Sonra oturup sohbet ettik, çıktım, ama hala kızgınlığım geçmiş değil.

Recep Demirtaş'ın önceki Valimiz Ali Kaban ile arasındaki sorun beni ilgilendirmez.

Ben, karşımdaki kişinin benimle olan ilişkisine bakarım.

Recep Demirtaş, İl Özel İdaresi'nde hafta sonlarında mesai yapıyormuş.

İl Genel Meclisi üyeleri şikayet etmiş, soruşturma konusu olmuş.

Bir İl Genel Meclisi Üyesi, Özel İdare'nin 1+1'ini kullanıyormuş!

Yani bunlar devletimizi ilgilendiren özel şeyler! Yazınca, kızıyorsunuz! Yazmayınca, beni suçluyorsunuz! Ben de ne yapacağımı şaşırdım!

Recep Demirtaş'a mağarayla ilgili bir şey sordum.

O da bana, "Bak, aramızda kalsın, duyulursa yanarım" dedi.

O kadar kızgın olduğum halde kimseye bir şey söylemedim.

Ben böyleyim...

Ruhsat nasıl verilmiş?

Filyos Ateş Tuğla Fabrikası'nın ruhsatı olmadığını yazıyoruz.

Çünkü ruhsatı yoktu. Filyos Ateş, İl Özel İdaresi'nden bir ruhsat almış.

"Ali Rıza Tığ yalan yazıyor. Bizim ruhsatımız var" diyorlar.

İyi de, ne zaman aldınız o ruhsatı?

Tarihini de yazsaydınız ya!

Ama bu ruhsatla ilgili bir takım sıkıntılar var.

3'üncü Derece SİT alanı içindeki bir sanayi kuruluşuna nasıl ruhsat verilmiş, bakacağız.

Karabük Kültür Varlıklarını Koruma Kurulu'ndan izin alınmış mı?

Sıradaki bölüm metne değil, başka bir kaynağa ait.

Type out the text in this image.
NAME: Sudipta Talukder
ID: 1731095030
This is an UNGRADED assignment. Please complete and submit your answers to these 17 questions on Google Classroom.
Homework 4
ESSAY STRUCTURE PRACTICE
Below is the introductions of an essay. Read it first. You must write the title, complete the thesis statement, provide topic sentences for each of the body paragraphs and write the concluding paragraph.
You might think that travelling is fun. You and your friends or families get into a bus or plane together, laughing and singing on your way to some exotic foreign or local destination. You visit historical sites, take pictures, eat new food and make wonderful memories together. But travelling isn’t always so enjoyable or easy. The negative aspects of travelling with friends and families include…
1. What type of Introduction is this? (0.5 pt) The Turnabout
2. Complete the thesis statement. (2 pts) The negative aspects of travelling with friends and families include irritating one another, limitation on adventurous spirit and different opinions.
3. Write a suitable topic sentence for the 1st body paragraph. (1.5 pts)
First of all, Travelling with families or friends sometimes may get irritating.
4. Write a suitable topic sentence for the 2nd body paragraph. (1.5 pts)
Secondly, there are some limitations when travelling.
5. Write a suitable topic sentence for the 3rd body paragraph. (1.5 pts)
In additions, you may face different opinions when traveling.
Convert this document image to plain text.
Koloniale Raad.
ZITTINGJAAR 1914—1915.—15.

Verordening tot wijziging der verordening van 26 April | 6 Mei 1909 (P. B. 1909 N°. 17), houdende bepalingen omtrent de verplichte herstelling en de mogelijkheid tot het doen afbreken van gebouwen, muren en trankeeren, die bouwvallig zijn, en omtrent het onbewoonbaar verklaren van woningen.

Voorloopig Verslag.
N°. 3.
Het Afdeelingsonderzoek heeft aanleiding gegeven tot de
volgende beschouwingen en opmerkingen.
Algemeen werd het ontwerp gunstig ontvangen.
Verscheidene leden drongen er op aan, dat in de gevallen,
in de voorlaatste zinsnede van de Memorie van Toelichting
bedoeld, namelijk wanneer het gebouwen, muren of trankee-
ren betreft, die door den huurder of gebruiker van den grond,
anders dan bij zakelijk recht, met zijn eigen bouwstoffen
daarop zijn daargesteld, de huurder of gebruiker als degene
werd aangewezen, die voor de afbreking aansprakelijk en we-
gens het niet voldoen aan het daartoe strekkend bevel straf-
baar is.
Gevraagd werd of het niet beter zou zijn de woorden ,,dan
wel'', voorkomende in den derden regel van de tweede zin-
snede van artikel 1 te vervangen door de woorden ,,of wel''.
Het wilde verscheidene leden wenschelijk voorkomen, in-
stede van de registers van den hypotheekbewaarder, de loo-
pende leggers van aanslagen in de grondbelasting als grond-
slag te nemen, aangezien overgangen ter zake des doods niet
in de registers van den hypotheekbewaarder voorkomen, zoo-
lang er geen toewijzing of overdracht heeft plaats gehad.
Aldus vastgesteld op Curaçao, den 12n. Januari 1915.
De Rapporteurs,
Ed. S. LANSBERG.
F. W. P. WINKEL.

Ruhsat alınan yerin iskanı var mı?

Sağlık Koruma Bandı var mı?

Bunların hepsini araştıracağız.

Günün Sözü:

"Zeki insan, kurnaz değildir. Kesinlikle zekidir, ama onun zekası masumiyetini el değmeden korur. Onu sıradan şeyler için satmaz. Kurnaz insan, ruhunu küçük şeyler için satmaya hazırdır."